Where was this place with all the white cribs?
We were in an institution called the Preventorium in Vancouver. It was for children whose parents had contracted tuberculosis. There was no cure for TB except months of hospital rest, nutritious food and air clear of the soot and dust from burning coal and sawdust in household furnaces.
My father was hospitalized for one year and my mother for three years. We were no longer a family. My sister and I became orphans to disease. We stayed in the Preventorium for six months – I have a photo of a nurse holding my sister in her arms with me standing shyly by in my sweater and skirt. Another six months we lived with a great aunt and uncle in Seattle. I have a memory of a house with white columns and an upper porch with a puddle on the floor. There my sister celebrated her second birthday.
Finally, back to Vancouver. My father – a stranger. No mother. A series of housekeepers until finally the loving Mrs. Higgs took the job permanently. I remember her walking me to school for grade one. She cared for us for the next three or four years. Finally, my mother came home. She, too, was a stranger. She was not allowed touch us. No cuddles. Her dishes were kept separate from the ours. It was deemed that she was possibly still contagious. The disease of tuberculosis ruled our lives. Mrs. Higgs took care of us until my mother was able to. Then Mrs. Higgs left.
I remember line-ups for a small pox vaccination in my neighbourhood. Some times I could not play with my friends because they had quarantine signs nailed to their door. The many so-called childhood diseases: measles, mumps, chicken pox, scarlet fever were the frequent cause.
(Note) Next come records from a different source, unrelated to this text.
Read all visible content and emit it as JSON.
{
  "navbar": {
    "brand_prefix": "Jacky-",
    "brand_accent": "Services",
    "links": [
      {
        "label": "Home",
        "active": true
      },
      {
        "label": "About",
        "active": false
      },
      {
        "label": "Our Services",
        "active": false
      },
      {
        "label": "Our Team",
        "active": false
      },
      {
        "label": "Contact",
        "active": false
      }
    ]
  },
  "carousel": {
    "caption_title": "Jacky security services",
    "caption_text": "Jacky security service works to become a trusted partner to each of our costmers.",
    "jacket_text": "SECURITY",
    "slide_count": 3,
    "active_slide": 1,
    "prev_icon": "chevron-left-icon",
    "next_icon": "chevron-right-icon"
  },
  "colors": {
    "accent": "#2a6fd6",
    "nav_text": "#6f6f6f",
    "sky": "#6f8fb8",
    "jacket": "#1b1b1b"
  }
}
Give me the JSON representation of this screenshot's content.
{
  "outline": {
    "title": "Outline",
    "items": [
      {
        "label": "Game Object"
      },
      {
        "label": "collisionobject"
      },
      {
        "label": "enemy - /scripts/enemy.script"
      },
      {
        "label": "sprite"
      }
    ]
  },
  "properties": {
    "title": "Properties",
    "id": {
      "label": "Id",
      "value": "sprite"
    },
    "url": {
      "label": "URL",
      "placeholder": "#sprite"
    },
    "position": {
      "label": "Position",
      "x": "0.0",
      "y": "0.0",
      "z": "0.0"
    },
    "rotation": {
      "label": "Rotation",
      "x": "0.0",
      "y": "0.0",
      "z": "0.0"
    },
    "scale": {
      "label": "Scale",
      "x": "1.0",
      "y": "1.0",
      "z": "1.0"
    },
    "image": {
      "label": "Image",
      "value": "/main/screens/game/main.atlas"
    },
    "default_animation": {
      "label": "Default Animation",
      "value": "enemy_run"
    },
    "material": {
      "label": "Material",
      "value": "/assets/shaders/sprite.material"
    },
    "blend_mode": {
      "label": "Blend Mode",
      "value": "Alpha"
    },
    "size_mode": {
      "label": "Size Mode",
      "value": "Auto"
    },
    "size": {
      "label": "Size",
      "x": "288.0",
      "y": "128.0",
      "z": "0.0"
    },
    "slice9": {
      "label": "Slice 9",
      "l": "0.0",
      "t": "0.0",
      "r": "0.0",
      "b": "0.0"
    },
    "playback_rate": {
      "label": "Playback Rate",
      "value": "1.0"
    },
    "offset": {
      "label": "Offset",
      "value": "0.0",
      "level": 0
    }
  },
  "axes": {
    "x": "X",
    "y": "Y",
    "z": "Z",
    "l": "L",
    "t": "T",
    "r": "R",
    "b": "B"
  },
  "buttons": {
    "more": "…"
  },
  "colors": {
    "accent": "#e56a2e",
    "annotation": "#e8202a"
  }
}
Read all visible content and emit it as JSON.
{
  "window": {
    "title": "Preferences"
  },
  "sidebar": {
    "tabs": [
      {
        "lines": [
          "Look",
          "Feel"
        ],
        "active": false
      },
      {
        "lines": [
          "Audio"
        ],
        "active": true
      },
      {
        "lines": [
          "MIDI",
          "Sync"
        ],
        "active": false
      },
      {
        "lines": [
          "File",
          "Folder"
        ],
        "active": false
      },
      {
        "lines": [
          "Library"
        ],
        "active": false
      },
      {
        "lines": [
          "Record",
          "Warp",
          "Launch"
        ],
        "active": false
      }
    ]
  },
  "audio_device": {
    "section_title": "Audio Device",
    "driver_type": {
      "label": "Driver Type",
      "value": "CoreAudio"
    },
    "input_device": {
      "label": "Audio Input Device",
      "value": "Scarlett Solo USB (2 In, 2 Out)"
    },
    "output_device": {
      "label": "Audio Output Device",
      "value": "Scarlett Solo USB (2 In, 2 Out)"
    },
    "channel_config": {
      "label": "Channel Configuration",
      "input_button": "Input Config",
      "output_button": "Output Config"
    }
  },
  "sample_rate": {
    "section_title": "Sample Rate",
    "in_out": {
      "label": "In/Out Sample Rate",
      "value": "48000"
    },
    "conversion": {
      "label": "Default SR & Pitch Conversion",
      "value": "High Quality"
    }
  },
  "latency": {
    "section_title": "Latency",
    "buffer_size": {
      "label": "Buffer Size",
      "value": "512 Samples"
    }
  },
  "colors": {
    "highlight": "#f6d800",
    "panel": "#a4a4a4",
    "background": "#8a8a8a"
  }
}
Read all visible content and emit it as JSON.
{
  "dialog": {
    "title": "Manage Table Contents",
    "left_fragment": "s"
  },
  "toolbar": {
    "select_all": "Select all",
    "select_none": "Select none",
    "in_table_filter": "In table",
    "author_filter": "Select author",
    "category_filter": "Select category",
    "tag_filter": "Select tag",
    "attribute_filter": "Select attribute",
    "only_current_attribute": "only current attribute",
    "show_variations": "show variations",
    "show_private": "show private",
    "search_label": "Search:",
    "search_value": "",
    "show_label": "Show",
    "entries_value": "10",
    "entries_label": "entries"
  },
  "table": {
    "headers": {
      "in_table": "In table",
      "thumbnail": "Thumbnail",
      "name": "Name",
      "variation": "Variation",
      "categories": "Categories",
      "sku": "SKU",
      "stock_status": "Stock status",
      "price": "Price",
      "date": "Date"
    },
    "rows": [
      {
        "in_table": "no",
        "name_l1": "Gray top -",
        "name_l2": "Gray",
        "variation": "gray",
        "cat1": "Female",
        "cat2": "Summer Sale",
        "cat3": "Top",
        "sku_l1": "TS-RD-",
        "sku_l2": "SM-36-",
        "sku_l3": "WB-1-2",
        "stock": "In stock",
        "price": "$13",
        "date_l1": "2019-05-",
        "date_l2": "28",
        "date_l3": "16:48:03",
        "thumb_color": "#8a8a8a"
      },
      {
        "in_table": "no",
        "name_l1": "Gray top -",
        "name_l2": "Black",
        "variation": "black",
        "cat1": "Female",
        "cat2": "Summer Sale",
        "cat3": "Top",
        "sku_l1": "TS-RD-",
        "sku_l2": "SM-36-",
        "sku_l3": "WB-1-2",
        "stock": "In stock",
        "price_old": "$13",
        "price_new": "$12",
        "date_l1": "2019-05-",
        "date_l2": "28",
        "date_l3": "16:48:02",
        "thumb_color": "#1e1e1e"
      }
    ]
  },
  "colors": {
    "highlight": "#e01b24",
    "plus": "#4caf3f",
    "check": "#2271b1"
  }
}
Though we could go to school, we were not allowed to go to movies or swim in the park because polio was rampant. Polio, a disease that paralyzed children and occasionally adults (President Roosevelt). Temperatures as high as 105 degrees F, delirium and pain. Sometimes sufferers could not breathe without the help of an iron lung. No playing, no reading, nothing! Just breathing by machine.
Finally, it is 1945. The war was over. Yes, food rationing continued but no more blackout curtains.
And then – wonder of wonders – penicillin! Though it was discovered by accident in 1928, the war efforts left little time or manpower for scientists to figure out how to manufacture the vast quantities needed. Then they realized this antibiotic could stop the spread of bacterial infections: tuberculosis, whooping cough, scarlet fever, etc. But not the others.
They didn’t touch viruses, the worst of which was polio. Finally, in 1953, Jonas Salk announced his development of a vaccine for polio. This was the beginning of successful vaccines against the many killers and disablers caused by viruses.
Now we have COVID-19, a new threat. Experience with SARS has helped. Yes, vaccines took a long time to develop in the past. But scientists learned with each challenge. And most recently, unlocking DNA sped things up. Vaccines could be developed more quickly. We continue to learn.
Get vaccinated! You don’t know how lucky you are!